Taylor, 142 S.W.3d at 284-86. The Taylor Court found the arbitration provision at issue in that case to be sufficiently one-sided and oppressive so as to be unconscionable, reasoning as follows:
City Auto has a judicial forum for practically all claims that it could have against Taylor. Indeed, it is hard to imagine what other claims it would have against her other than one to recover the vehicle or collect a debt. At the same time, Taylor is required to arbitrate any claim that she might have against City Auto.
Id. at 286. In contrast to the contract in Taylor, there is nothing in the arbitration agreement presented in the instant case that appears oppressively one-sided, beyond the reasonable expectations of an ordinary person, or unconscionable. As already noted, the arbitration requirements apply equally to both parties in this case.
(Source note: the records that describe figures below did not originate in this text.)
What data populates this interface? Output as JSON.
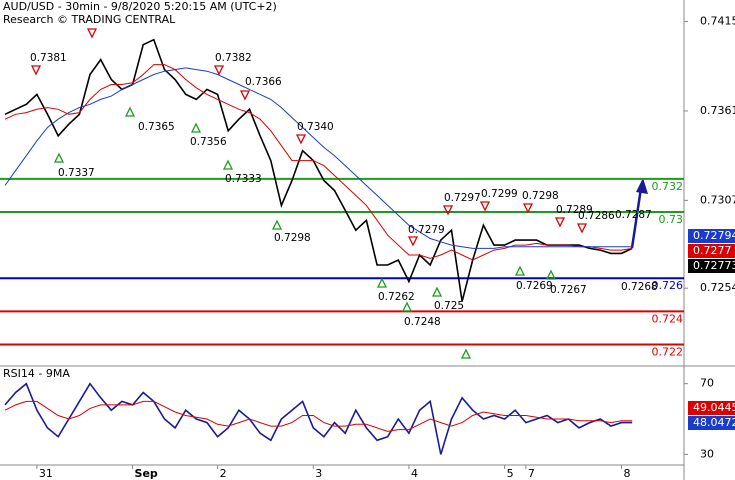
{
  "chart_data": [
    {
      "type": "line",
      "title": "AUD/USD - 30min - 9/8/2020 5:20:15 AM (UTC+2)",
      "subtitle": "Research © TRADING CENTRAL",
      "categories": [
        null,
        null,
        null,
        "31",
        null,
        null,
        null,
        null,
        null,
        null,
        null,
        null,
        "Sep",
        null,
        null,
        null,
        null,
        null,
        null,
        null,
        "2",
        null,
        null,
        null,
        null,
        null,
        null,
        null,
        null,
        "3",
        null,
        null,
        null,
        null,
        null,
        null,
        null,
        null,
        "4",
        null,
        null,
        null,
        null,
        null,
        null,
        null,
        null,
        "5",
        null,
        "7",
        null,
        null,
        null,
        null,
        null,
        null,
        null,
        null,
        "8",
        null
      ],
      "series": [
        {
          "color": "#000000",
          "values": [
            0.7359,
            0.7362,
            0.7365,
            0.7371,
            0.7359,
            0.7346,
            0.7353,
            0.7359,
            0.7383,
            0.7392,
            0.738,
            0.7374,
            0.7377,
            0.7401,
            0.7404,
            0.7386,
            0.738,
            0.7371,
            0.7368,
            0.7374,
            0.7371,
            0.7349,
            0.7356,
            0.7362,
            0.7346,
            0.7331,
            0.7304,
            0.7319,
            0.7337,
            0.7331,
            0.7319,
            0.7313,
            0.7301,
            0.7289,
            0.7295,
            0.7268,
            0.7268,
            0.7271,
            0.7258,
            0.7274,
            0.7268,
            0.7283,
            0.7289,
            0.7246,
            0.7271,
            0.7292,
            0.728,
            0.728,
            0.7283,
            0.7283,
            0.7283,
            0.728,
            0.728,
            0.728,
            0.728,
            0.7278,
            0.7277,
            0.7275,
            0.7275,
            0.7278
          ]
        },
        {
          "color": "#dd0000",
          "values": [
            0.7356,
            0.7359,
            0.736,
            0.7362,
            0.7363,
            0.7362,
            0.7359,
            0.736,
            0.7368,
            0.7374,
            0.7377,
            0.7377,
            0.7378,
            0.7383,
            0.7389,
            0.7389,
            0.7386,
            0.738,
            0.7375,
            0.7371,
            0.7368,
            0.7365,
            0.7362,
            0.736,
            0.7356,
            0.7349,
            0.734,
            0.7331,
            0.7331,
            0.7331,
            0.7328,
            0.7322,
            0.7316,
            0.731,
            0.7304,
            0.7295,
            0.7286,
            0.728,
            0.7274,
            0.7274,
            0.7272,
            0.7274,
            0.7277,
            0.7274,
            0.7271,
            0.7274,
            0.7277,
            0.7278,
            0.728,
            0.728,
            0.7281,
            0.728,
            0.728,
            0.728,
            0.7279,
            0.7279,
            0.7278,
            0.7277,
            0.7277,
            0.7278
          ]
        },
        {
          "color": "#1a3ccc",
          "values": [
            0.7316,
            0.7325,
            0.7334,
            0.7343,
            0.7351,
            0.7356,
            0.736,
            0.7363,
            0.7365,
            0.7368,
            0.737,
            0.7374,
            0.7377,
            0.738,
            0.7383,
            0.7385,
            0.7386,
            0.7387,
            0.7386,
            0.7385,
            0.7383,
            0.738,
            0.7377,
            0.7374,
            0.7371,
            0.7368,
            0.7363,
            0.7357,
            0.7351,
            0.7345,
            0.7339,
            0.7334,
            0.7328,
            0.7322,
            0.7316,
            0.731,
            0.7304,
            0.7298,
            0.7292,
            0.7288,
            0.7284,
            0.7282,
            0.728,
            0.7279,
            0.7278,
            0.7278,
            0.7278,
            0.7279,
            0.7279,
            0.7279,
            0.7279,
            0.7279,
            0.7279,
            0.7279,
            0.7279,
            0.7279,
            0.7279,
            0.7279,
            0.7279,
            0.7279
          ]
        }
      ],
      "ylim": [
        0.7207,
        0.7428
      ],
      "yticks": [
        0.7254,
        0.7307,
        0.7361,
        0.7415
      ],
      "levels": [
        {
          "value": 0.732,
          "color": "#1a9e1a"
        },
        {
          "value": 0.73,
          "color": "#1a9e1a"
        },
        {
          "value": 0.726,
          "color": "#0000cc"
        },
        {
          "value": 0.724,
          "color": "#dd0000"
        },
        {
          "value": 0.722,
          "color": "#dd0000"
        }
      ],
      "price_boxes": [
        {
          "value": 0.72794,
          "color": "#1a3ccc"
        },
        {
          "value": 0.7277,
          "color": "#dd0000"
        },
        {
          "value": 0.72773,
          "color": "#000000"
        }
      ],
      "annotations": [
        "0.7381",
        "0.7337",
        "0.7365",
        "0.7382",
        "0.7366",
        "0.7356",
        "0.7333",
        "0.7340",
        "0.7298",
        "0.7262",
        "0.7279",
        "0.7248",
        "0.7297",
        "0.725",
        "0.7299",
        "0.7298",
        "0.7269",
        "0.7289",
        "0.7286",
        "0.7267",
        "0.7287",
        "0.7268"
      ]
    },
    {
      "type": "line",
      "title": "RSI14 - 9MA",
      "series": [
        {
          "color": "#1a1a99",
          "values": [
            58,
            65,
            70,
            55,
            45,
            40,
            50,
            60,
            70,
            62,
            55,
            60,
            58,
            65,
            60,
            50,
            45,
            55,
            50,
            48,
            40,
            45,
            55,
            50,
            42,
            38,
            50,
            55,
            60,
            45,
            40,
            48,
            42,
            55,
            45,
            38,
            40,
            50,
            42,
            55,
            60,
            30,
            50,
            62,
            55,
            50,
            52,
            50,
            55,
            48,
            50,
            52,
            48,
            50,
            45,
            48,
            50,
            46,
            48,
            48
          ]
        },
        {
          "color": "#dd0000",
          "values": [
            55,
            58,
            60,
            60,
            56,
            52,
            50,
            52,
            56,
            58,
            58,
            58,
            58,
            60,
            60,
            57,
            54,
            52,
            51,
            50,
            47,
            46,
            48,
            50,
            48,
            46,
            46,
            48,
            52,
            52,
            48,
            46,
            46,
            47,
            47,
            45,
            43,
            44,
            44,
            47,
            50,
            48,
            46,
            48,
            52,
            54,
            53,
            52,
            52,
            52,
            51,
            50,
            50,
            50,
            49,
            49,
            49,
            48,
            49,
            49
          ]
        }
      ],
      "ylim": [
        24,
        80
      ],
      "yticks": [
        30,
        70
      ],
      "value_boxes": [
        {
          "value": 49.0445,
          "color": "#dd0000"
        },
        {
          "value": 48.0472,
          "color": "#1a3ccc"
        }
      ]
    }
  ]
}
Further, it has not been shown in this case that the relationship between the parties is such that the Renos were in an inherently much weaker and more vulnerable position relative to SunTrust, as was demonstrated in other unconscionability cases. See Howell v. NHC Healthcare-Fort Sanders, Inc., 109 S.W.3d 731 (Tenn.Ct.App. 2003); Raiteri v. NHC Healthcare/Knoxville, Inc., No. E2003-00068-COA-R9-CV, 2003 WL 23094413 (Tenn.Ct.App. E.S., Dec. 30, 2003). Nor can it be said that the arbitration provisions are "buried" within the contract to the extent that an ordinary person reading the contract would easily miss them. We do not find the arbitration agreement in the present case to be unconscionable.
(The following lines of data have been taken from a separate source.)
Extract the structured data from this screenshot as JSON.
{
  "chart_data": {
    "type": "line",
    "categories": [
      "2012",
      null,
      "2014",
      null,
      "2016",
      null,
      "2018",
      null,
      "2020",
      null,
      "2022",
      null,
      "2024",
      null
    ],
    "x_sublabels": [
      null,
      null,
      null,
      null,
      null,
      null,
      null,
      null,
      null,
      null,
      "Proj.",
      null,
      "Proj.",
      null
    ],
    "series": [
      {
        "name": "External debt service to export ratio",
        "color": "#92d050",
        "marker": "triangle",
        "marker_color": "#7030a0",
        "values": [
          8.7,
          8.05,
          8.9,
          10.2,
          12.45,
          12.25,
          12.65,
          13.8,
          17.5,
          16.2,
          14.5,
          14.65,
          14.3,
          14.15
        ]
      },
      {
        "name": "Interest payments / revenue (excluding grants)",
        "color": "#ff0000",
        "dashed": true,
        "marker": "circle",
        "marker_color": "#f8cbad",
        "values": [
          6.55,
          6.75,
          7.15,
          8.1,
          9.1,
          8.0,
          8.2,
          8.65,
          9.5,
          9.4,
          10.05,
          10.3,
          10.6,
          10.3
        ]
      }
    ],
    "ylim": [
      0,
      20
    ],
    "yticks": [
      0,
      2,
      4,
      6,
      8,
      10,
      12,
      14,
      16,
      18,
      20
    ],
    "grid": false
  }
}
C. Fraudulent Inducement Claim
Mrs. Reno argues her claim for fraudulent inducement regarding the arbitration provision is not arbitrable and must be remanded to the trial court for further consideration. We do not agree.
The parties in this case agreed that "[a]ny dispute, controversy, claims, demands, losses, damages, actions or causes of action. . . arising out of or relating in any way to this Rider, or to the sale or solicitation of this Rider, shall be settled by arbitration under the provision of the Federal Arbitration Act." Although Mrs. Reno argues she did not know she was agreeing to this provision, as previously noted, she is presumed to have read and agreed to what she signed. Giles v. Allstate Ins. Co., Inc., 871 S.W.2d 154, 157 (Tenn.Ct.App. 1993). The Supreme Court in Taylor held that "[w]hen a contract is controlled by the FAA and contains a broad arbitration clause, claims of fraudulent inducement are subject to arbitration." Taylor, 142 S.W.3d at 282; see also Berkley v. H R Block Eastern Tax Services, Inc., 30 S.W.3d 341, 344 (Tenn.Ct.App. 2000); Frizzell Construction Co., Inc. v. Gatlinburg, L.L.C., 9 S.W.3d 79, 84 (Tenn. 1999); Hubert v. Turnberry Homes, LLC, No. M2005-00955-COA-R3-CV, 2006 WL 2843449 (Tenn.Ct.App. M.S., Oct. 4, 2006). Thus, as did the Court in Taylor, we find that the parties agreed to arbitrate a claim of fraudulent inducement and are bound to do so.
V. Conclusion
For the aforementioned reasons, we hold that the arbitration provision in the Rider agreement entered into between the parties is enforceable, and that the trial court erred in refusing to grant SunTrust's motion to compel arbitration. We vacate the trial court's judgment and remand for the entry of an order requiring arbitration. Costs on appeal are assessed to the Appellee, Linda Reno.